I graduated from North Carolina State University in the spring of this year. I have an English degree with a concentration in secondary education, as well as a history minor. This summer I completed the Praxis II and I am now certified to teach middle school language arts. My professional semester as a student teacher allowed me the opportunity to introduce literature to my students in a much different method than it was introduced to me. Through creative learning activities I was able to relate the material to my students and the issues they are encountering at this point in their lives, sparking a connection between what they are reading and their own personal experiences. “Learn by doing!” is the motto I stood, and continue to stand by. By facilitating my classroom in a manner that guided my students, rather than simply instructing them, encouraged critical thinking and prompted a sense of satisfaction in the final product of their work.

I have grown up in a family of educators and I have always known that my passion lies in teaching. I completed an internship in a kindergarten classroom my senior year of high school, which reinforced my love for teaching, yet, I learned that I would be much happier as an educator in high school. This is my first class of my graduate career and I cannot wait to learn and incorporate these tools in this ever-changing world of educational technology.

Literate Self:

As an adolescent, I often borrowed books from my mother’s seemingly infinite collection. On most occasions, these books were not considered young adult literature; rather, they were geared towards a more mature audience. Along with this, I tended to gravitate towards mystery novels. Due to these preferences, I cannot recall a time when I truly connected my own life as a teenager to the characters or situations that arose in these books.

I  read more young adult literature now that I had ever been exposed to in my adolescent years.
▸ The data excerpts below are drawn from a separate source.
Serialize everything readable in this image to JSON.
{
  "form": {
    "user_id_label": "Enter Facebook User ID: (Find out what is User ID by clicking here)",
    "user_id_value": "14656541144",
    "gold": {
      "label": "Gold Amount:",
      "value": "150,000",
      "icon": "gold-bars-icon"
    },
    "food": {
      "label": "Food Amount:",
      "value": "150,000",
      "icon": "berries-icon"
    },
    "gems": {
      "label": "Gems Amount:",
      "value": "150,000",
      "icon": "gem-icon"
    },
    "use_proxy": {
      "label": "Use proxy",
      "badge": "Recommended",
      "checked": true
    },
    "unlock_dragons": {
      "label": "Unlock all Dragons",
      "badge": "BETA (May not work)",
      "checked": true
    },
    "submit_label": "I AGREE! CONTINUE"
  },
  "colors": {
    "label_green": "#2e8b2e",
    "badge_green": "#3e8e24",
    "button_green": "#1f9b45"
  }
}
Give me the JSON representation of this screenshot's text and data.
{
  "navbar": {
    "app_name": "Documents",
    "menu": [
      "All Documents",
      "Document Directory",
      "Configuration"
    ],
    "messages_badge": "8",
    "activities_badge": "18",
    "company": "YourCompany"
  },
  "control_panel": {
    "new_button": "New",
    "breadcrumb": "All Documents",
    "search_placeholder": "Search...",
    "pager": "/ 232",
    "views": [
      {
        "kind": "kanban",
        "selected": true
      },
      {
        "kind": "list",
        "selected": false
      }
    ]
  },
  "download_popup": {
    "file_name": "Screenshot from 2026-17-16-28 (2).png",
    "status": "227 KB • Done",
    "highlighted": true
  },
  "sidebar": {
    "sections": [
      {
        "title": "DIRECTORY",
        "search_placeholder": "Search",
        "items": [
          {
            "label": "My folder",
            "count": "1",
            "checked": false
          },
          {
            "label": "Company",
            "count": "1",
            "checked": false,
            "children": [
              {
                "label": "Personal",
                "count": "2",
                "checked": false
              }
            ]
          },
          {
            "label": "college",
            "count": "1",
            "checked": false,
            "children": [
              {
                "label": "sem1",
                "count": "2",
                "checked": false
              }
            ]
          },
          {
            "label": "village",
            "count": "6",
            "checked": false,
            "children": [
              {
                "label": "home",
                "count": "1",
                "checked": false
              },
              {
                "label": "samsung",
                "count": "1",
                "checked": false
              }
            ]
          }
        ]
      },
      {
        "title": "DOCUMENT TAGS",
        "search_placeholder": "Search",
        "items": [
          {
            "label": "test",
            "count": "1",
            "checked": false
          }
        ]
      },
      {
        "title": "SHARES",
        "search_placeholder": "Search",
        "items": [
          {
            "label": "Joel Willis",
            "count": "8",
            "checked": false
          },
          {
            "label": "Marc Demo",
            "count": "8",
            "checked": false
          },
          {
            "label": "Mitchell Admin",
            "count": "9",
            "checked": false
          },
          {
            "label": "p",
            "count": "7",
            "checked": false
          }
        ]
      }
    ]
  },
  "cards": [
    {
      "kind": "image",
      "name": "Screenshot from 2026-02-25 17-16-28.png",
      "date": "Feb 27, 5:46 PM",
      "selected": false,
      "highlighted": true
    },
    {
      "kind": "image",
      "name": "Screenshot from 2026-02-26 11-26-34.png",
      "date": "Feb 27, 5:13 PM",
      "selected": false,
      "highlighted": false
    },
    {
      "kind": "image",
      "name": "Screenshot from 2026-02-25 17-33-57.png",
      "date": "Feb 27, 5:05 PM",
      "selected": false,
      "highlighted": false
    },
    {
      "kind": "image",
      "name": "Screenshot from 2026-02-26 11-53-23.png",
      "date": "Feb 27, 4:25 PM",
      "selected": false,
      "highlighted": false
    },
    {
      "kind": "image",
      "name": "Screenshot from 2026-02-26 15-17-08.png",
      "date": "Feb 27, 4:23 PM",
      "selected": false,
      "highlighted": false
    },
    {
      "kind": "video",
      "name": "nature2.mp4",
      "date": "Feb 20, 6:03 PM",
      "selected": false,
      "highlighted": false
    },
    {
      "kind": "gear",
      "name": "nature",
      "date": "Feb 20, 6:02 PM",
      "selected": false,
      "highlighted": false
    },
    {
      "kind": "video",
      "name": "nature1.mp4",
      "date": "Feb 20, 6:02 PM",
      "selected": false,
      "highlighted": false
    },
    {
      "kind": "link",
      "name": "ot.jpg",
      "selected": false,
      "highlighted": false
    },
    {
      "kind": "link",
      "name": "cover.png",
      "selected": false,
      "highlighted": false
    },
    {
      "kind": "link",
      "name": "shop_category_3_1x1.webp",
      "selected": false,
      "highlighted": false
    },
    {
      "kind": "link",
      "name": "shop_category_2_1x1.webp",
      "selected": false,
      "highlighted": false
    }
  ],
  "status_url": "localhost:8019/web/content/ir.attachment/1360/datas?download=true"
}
Through my adolescent literature course at State and my recent interests in such novels, I have realized how relevant and beneficial young adult literature has the potential to be in the lives of high school students.

Virtual Self:

My virtual self, until recently, has been virtually non-existent. I joined Facebook when I entered college in 2006, but that is about the extent of my participation in this particular forum. It isn’t for lack of interest or curiosity that has hindered me; rather, I believe I have allowed myself to become intimidated of the unknown in this technological field.


Professional Self:

I look forward to continue learning different methods and technological tools that will provide me infinite opportunities to introduce young adult literature to my students. I am positive that the  educational tools I will learn throughout course will afford me a much more in-depth awareness of differentiated instruction. As my knowledge expands on the diverse ways I can relate literature to my students, their passion and love for literature will expand as well.

Literate Self:

I have grown to love and appreciate young adult literature over the course of my undergraduate career.  I fully intend to implement the various educational tools I will take away from this course. Through these differentiated forms of instruction I aim to root  my passion and enthusiasm for these novels in my students.

Virtual Self:

Becoming digitally literate for the benefit of my students and myself is the number one goal I hope to attain. At this point in my virtual career, there is only one way to go—UP! I feel this course will be a challenge for me because I am in technologically in the stone age. That being said, I cannot wait to meet this challenge head on because the final product of my virtual self will undoubtedly create a more successful educator.

Since beginning this class on Wednesday, I have made leaps and bounds towards integrating myself into this somewhat foreign world of technology. I have joined, twitter, made a voicethread for the first time, registered with Wiki, created a blog on WordPress, and have designed a personal trading card on WallWisher—-all feats that would not have been overcome otherwise (at least not in the near future).


The Journey Book reflection reinforced how much literature has shaped the course of my college career. I began asking myself what would have happened if I hadn’t read Coming of Age in Mississippi my freshman year and I shutter at the thought. Opening that book, in turn, opened a whole new world of interests. The journey book reflection challenges and encourages me to assist my own students in finding their own journey book, because as we have seen, it only takes one.